Organizations required to register and report under New York’s new lobbying disclosure laws have begun to seek exemptions to protect their donors from anticipated reprisal or harassment. This concern for donor privacy was once most prevalent among conservative critics of political regulation, more on the “right” than on the “left,” or at least its articulation there has been most prominent. It was also once primarily an issue in campaign finance disclosure. See, e.g., Buckley v. Valeo, 424 U.S. 71, 74; Brown v. Socialist Workers, 459 U.S. 87 (1982). It seems, however, that the argument is finding favor across the political spectrum and has spread to the regulation of lobbying. Putting aside particular cases and their merits, it is a development with much to suggest about the confused state of mandatory disclosure policy.

Lobbying disclosure has long lagged behind campaign finance reporting. The reasons are not altogether clear, though in part the attention to “influence” accomplished through political spending tends to be drawn to campaign activity and to the special risks it carries of corruption or its appearance. In the standard view, because the politician who takes in a contribution is benefiting directly and personally, she is under pressure (or is motivated) to reward the contributor, and the transaction has something of the appearance of a “bribe.” On this account, transparency is needed and well justified. Lobbying works differently, it is thought: the lobbyist does not deliver the cash at her disposal into the hands of the legislator but finances arguments meant to win contests over policy. Of course, now and then the worlds converge, such as when lobbyists provide legislators with gifts or other personal benefits.

The function and sensitivity of disclosure in these two realms appear different if the question is the reasonable expectation of privacy the donor would have.

In campaigns, the citizen-participant lays claim to privacy of belief, the one most emphatically asserted as a voter entitled to the secret ballot and the protective enclosure of the polling booth. Anyone who has canvassed voters by phone or in person has encountered the voter refusal to reveal preference or even to discuss it: “that’s my business.” The law recognizes this interest in a variety of ways.

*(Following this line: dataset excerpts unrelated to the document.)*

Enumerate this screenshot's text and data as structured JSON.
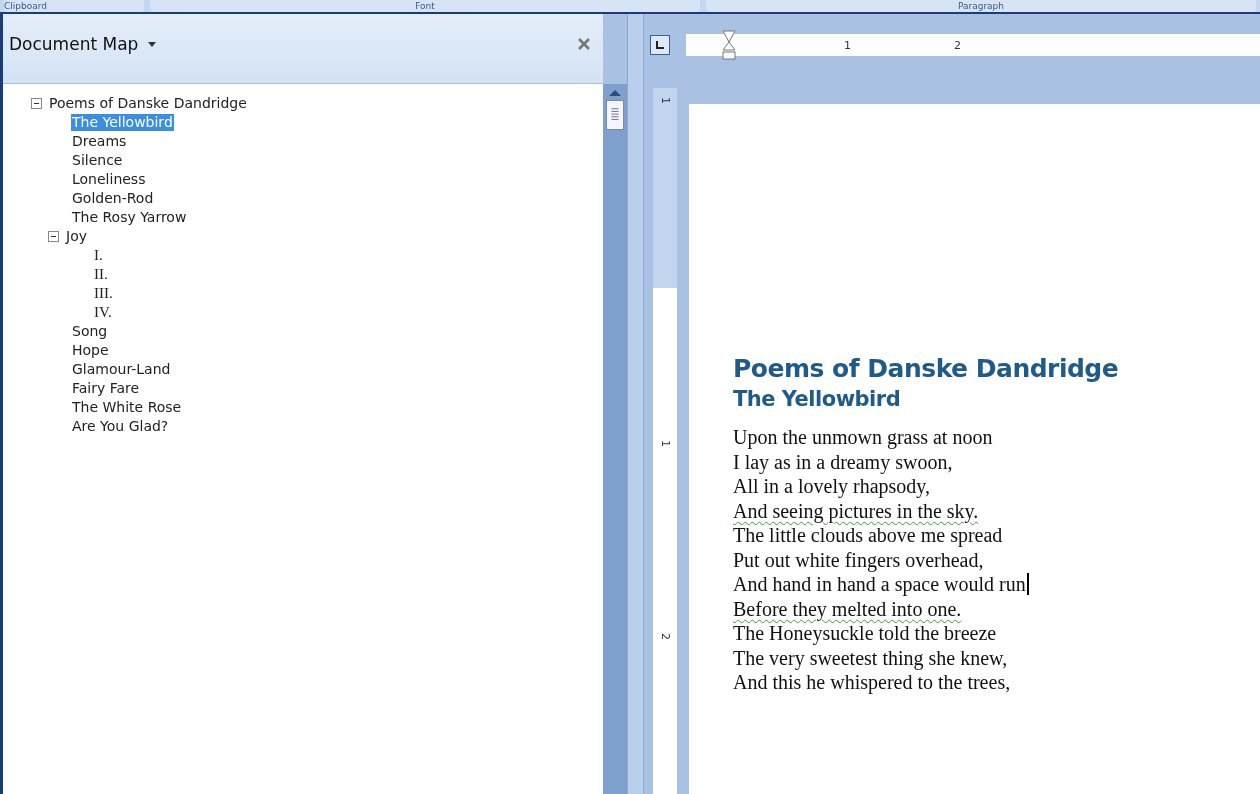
{
  "ribbon_groups": [
    "Clipboard",
    "Font",
    "Paragraph"
  ],
  "document_map": {
    "title": "Document Map",
    "tree": [
      {
        "label": "Poems of Danske Dandridge",
        "expanded": true,
        "selected": false,
        "children": [
          {
            "label": "The Yellowbird",
            "selected": true
          },
          {
            "label": "Dreams",
            "selected": false
          },
          {
            "label": "Silence",
            "selected": false
          },
          {
            "label": "Loneliness",
            "selected": false
          },
          {
            "label": "Golden-Rod",
            "selected": false
          },
          {
            "label": "The Rosy Yarrow",
            "selected": false
          },
          {
            "label": "Joy",
            "expanded": true,
            "selected": false,
            "children": [
              {
                "label": "I.",
                "selected": false
              },
              {
                "label": "II.",
                "selected": false
              },
              {
                "label": "III.",
                "selected": false
              },
              {
                "label": "IV.",
                "selected": false
              }
            ]
          },
          {
            "label": "Song",
            "selected": false
          },
          {
            "label": "Hope",
            "selected": false
          },
          {
            "label": "Glamour-Land",
            "selected": false
          },
          {
            "label": "Fairy Fare",
            "selected": false
          },
          {
            "label": "The White Rose",
            "selected": false
          },
          {
            "label": "Are You Glad?",
            "selected": false
          }
        ]
      }
    ]
  },
  "rulers": {
    "horizontal": [
      "1",
      "2"
    ],
    "vertical": [
      "1",
      "1",
      "2"
    ]
  },
  "document": {
    "title": "Poems of Danske Dandridge",
    "heading": "The Yellowbird",
    "lines": [
      {
        "text": "Upon the unmown grass at noon",
        "grammar_flag": false,
        "cursor": false
      },
      {
        "text": "I lay as in a dreamy swoon,",
        "grammar_flag": false,
        "cursor": false
      },
      {
        "text": "All in a lovely rhapsody,",
        "grammar_flag": false,
        "cursor": false
      },
      {
        "text": "And seeing pictures in the sky.",
        "grammar_flag": true,
        "cursor": false
      },
      {
        "text": "The little clouds above me spread",
        "grammar_flag": false,
        "cursor": false
      },
      {
        "text": "Put out white fingers overhead,",
        "grammar_flag": false,
        "cursor": false
      },
      {
        "text": "And hand in hand a space would run",
        "grammar_flag": false,
        "cursor": true
      },
      {
        "text": "Before they melted into one.",
        "grammar_flag": true,
        "cursor": false
      },
      {
        "text": "The Honeysuckle told the breeze",
        "grammar_flag": false,
        "cursor": false
      },
      {
        "text": "The very sweetest thing she knew,",
        "grammar_flag": false,
        "cursor": false
      },
      {
        "text": "And this he whispered to the trees,",
        "grammar_flag": false,
        "cursor": false
      }
    ]
  }
}
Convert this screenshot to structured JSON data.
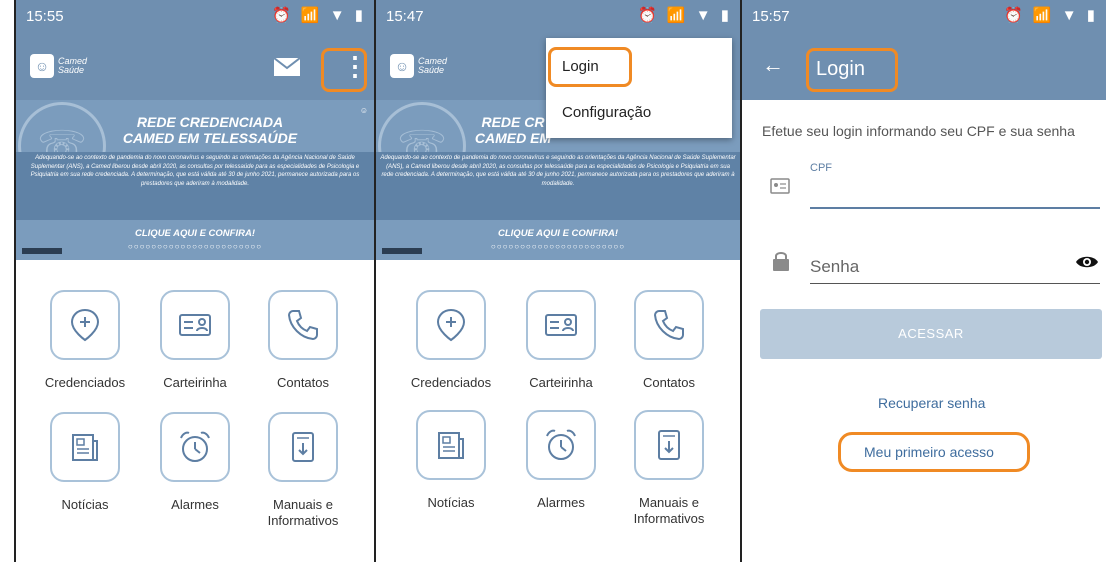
{
  "screens": [
    {
      "status": {
        "time": "15:55"
      },
      "logo": {
        "line1": "Camed",
        "line2": "Saúde"
      },
      "banner": {
        "title1": "REDE CREDENCIADA",
        "title2": "CAMED EM TELESSAÚDE",
        "body": "Adequando-se ao contexto de pandemia do novo coronavírus e seguindo as orientações da Agência Nacional de Saúde Suplementar (ANS), a Camed liberou desde abril 2020, as consultas por telessaúde para as especialidades de Psicologia e Psiquiatria em sua rede credenciada. A determinação, que está válida até 30 de junho 2021, permanece autorizada para os prestadores que aderiram à modalidade.",
        "cta": "CLIQUE AQUI E CONFIRA!",
        "dots": "○○○○○○○○○○○○○○○○○○○○○○○"
      },
      "tiles": [
        "Credenciados",
        "Carteirinha",
        "Contatos",
        "Notícias",
        "Alarmes",
        "Manuais e",
        "Informativos"
      ]
    },
    {
      "status": {
        "time": "15:47"
      },
      "logo": {
        "line1": "Camed",
        "line2": "Saúde"
      },
      "banner": {
        "title1": "REDE CR",
        "title2": "CAMED EM",
        "body": "Adequando-se ao contexto de pandemia do novo coronavírus e seguindo as orientações da Agência Nacional de Saúde Suplementar (ANS), a Camed liberou desde abril 2020, as consultas por telessaúde para as especialidades de Psicologia e Psiquiatria em sua rede credenciada. A determinação, que está válida até 30 de junho 2021, permanece autorizada para os prestadores que aderiram à modalidade.",
        "cta": "CLIQUE AQUI E CONFIRA!",
        "dots": "○○○○○○○○○○○○○○○○○○○○○○○"
      },
      "menu": [
        "Login",
        "Configuração"
      ],
      "tiles": [
        "Credenciados",
        "Carteirinha",
        "Contatos",
        "Notícias",
        "Alarmes",
        "Manuais e",
        "Informativos"
      ]
    },
    {
      "status": {
        "time": "15:57"
      },
      "title": "Login",
      "instruction": "Efetue seu login informando seu CPF e sua senha",
      "cpf_label": "CPF",
      "password_placeholder": "Senha",
      "submit": "ACESSAR",
      "recover": "Recuperar senha",
      "first_access": "Meu primeiro acesso"
    }
  ],
  "colors": {
    "primary": "#6f8fb0",
    "highlight": "#f08a24",
    "tile_border": "#a9c2d9",
    "button_disabled": "#b8cadb",
    "link": "#3f6d9e"
  }
}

See, e.g. 2 USC 441b (b)(4)(B). (Protecting the anonymity of non-executive employees solicited for contributions to the company PAC.)

This right to privacy applies in a materially different way to lobbying, when the donor is not so much expressing an individual political or party preference as she is conducting or funding an organized effort to move public policy on a specific issue. That there is a right to free expression of policy views is beyond doubt; however, there is further question, less easily answered, of how much privacy attaches to the act of financially supporting lobbying. In Doe v. Reed, 130 S.Ct. 2811 (2010), the Court discussed from different perspectives the extent to which the referendum process is a legislative process—that is, the extent to which the petition signer is more like a legislator casting a recorded vote and less like a “private” citizen expressing an opinion properly kept to herself, and those paying to influence this process are “lobbying” the voter-legislator. Id. at 2833 (Scalia, J., concurring) (“When a Washington voter signs a referendum petition subject to the PRA, he is acting as a legislator.”); see also California Pro-Life Council, Inc. v. Getman, 328 F.3d 1088, 1107 (9th Cir. 2003) (“Voters act as legislators in the ballot-measure context, and interest groups and individuals advocating a measure’s defeat or passage act as lobbyists; both groups aim at pressuring the public to pass or defeat legislation.”) In this case, the disclosure policy may be more appropriately guided by a public interest in transparency than by personal interests in privacy.

Is the analysis necessarily different for simple contributions to a lobbying effort? It may be for the smaller contributions or the isolated individual action, minute in scale, like Mrs. McIntyre’s pamphlet against a school tax levy. But this would be because the contributor is a small contributor or the lone pamphleteer who craves anonymity. See, e.g., id. at 1104. Exceptions for the small donor rest in both campaign finance and lobbying disclosure on considerations of privacy connected to the size, not the purpose, of the contribution.

The subject is more complicated than this, of course, and there are reasonable arguments for exceptions to apply within the disclosure regimes that apply to lobbying. The federal government, for example, has declined to define lobbying to include “grassroots lobbying” directed to members of the public who are urged to call their elected representatives. Not all agree with this choice, but a difference is here recognized between public debate about issues, on the one hand, and those communications occurring behind closed doors.

What should be plain is that the interests in campaign finance and lobbying disclosure should not be confused. The transparency-privacy balance is not the same. Yet now we have the odd situation in which regulation is most intense in the campaign sphere, where the expectation of privacy is the highest, and this expectation is leaching into the field of lobbying activity, where the case for transparency is strongest.